Le point de vue d'Amnesty International reste inchangé sur ce point, mais l'organisation constate que d'après une récente déclaration sur le site Internet du ministère de la Justice du gouvernement de facto du Hamas, le ministre de la Justice Mohammed Faraj Al Ghoul a soumis un nouveau rapport préparé par le Comité de Gaza au Comité d'experts indépendants, qui devait être rendu pour le 14 mars 2011.63 Ce rapport n'est pas public et Amnesty International n'a pas pu le consulter.
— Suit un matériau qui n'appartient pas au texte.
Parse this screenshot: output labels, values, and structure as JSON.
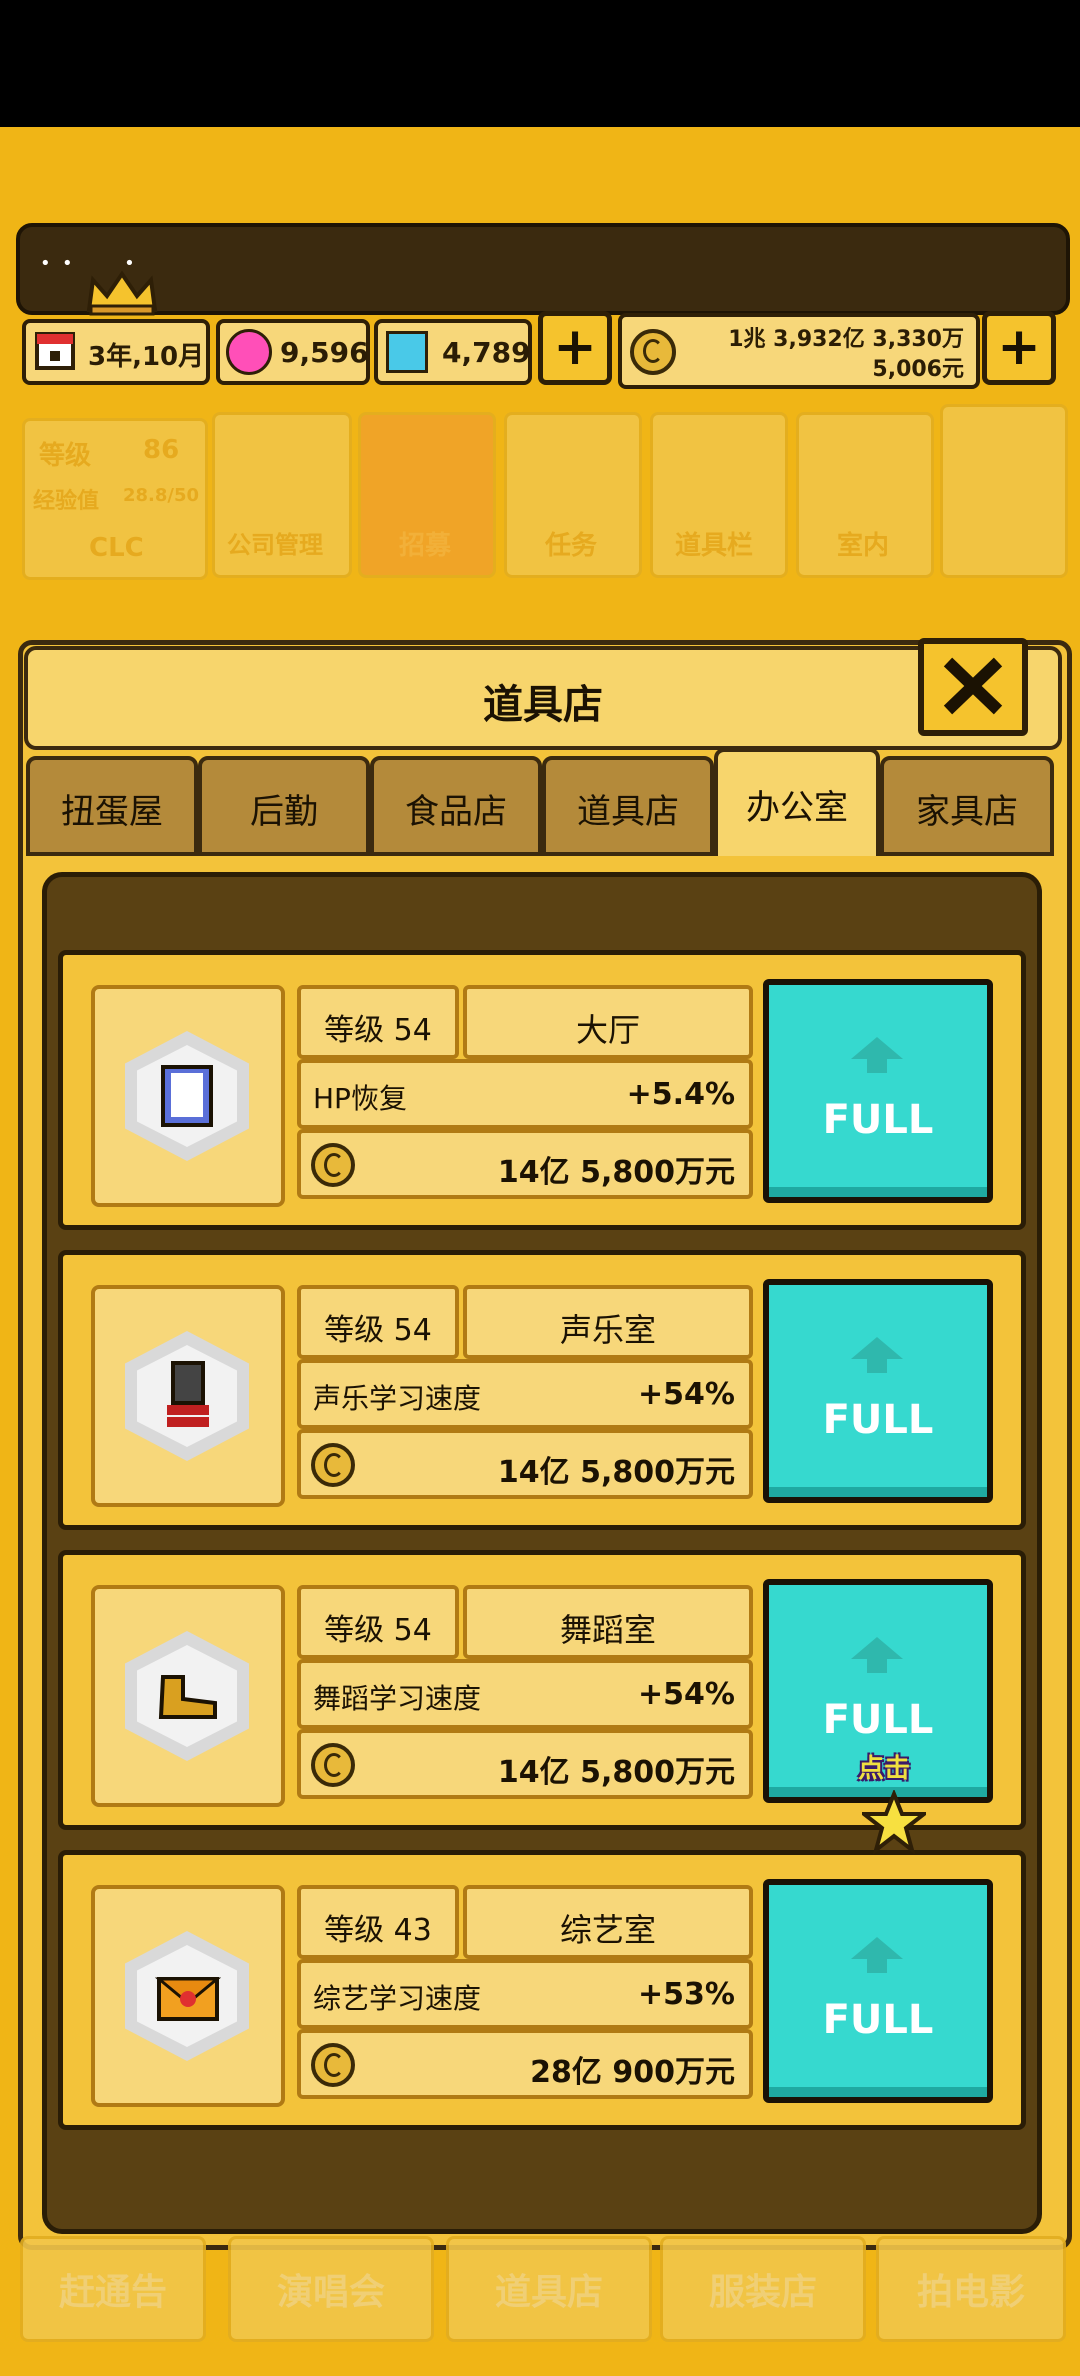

Enquêtes de l'Autorité palestinienne


La Commission d'enquête indépendante palestinienne, l'organe mise en œuvre par l'Autorité palestinienne pour faire suite au rapport de la mission d'établissement des faits des Nations unies, a remis son rapport au Secrétariat des Nations unies en juillet 2010.64 Comme la Commission ne pouvait pas accéder à la bande de Gaza, elle ne pouvait pas enquêter sur les allégations d'infractions graves commises par des groupes armés palestiniens pendant le conflit, notamment des tirs aveugles de roquettes sur le sud d'Israël. Néanmoins, comme l'a déjà constaté Amnesty International,65 la Commission a mené des enquêtes sérieuses sur des atteintes au droit relatif aux droits humains en Cisjordanie et dans la bande de Gaza. En Cisjordanie, la Commission a examiné la situation concernant la détention et la torture, les atteintes à ce qu'elle a appelé « le droit d'assurer des fonctions publiques », à la liberté de la presse, à la liberté de se regrouper en association et de se réunir pacifiquement. À Gaza, elle a examiné, dans la mesure du possible, la situation concernant la détention et la torture, et les atteintes au droit à la vie. Elle a également fait des recommandations détaillées à l'Autorité palestinienne et a recommandé que des poursuites pénales soient engagées contre les auteurs présumés de ces actes.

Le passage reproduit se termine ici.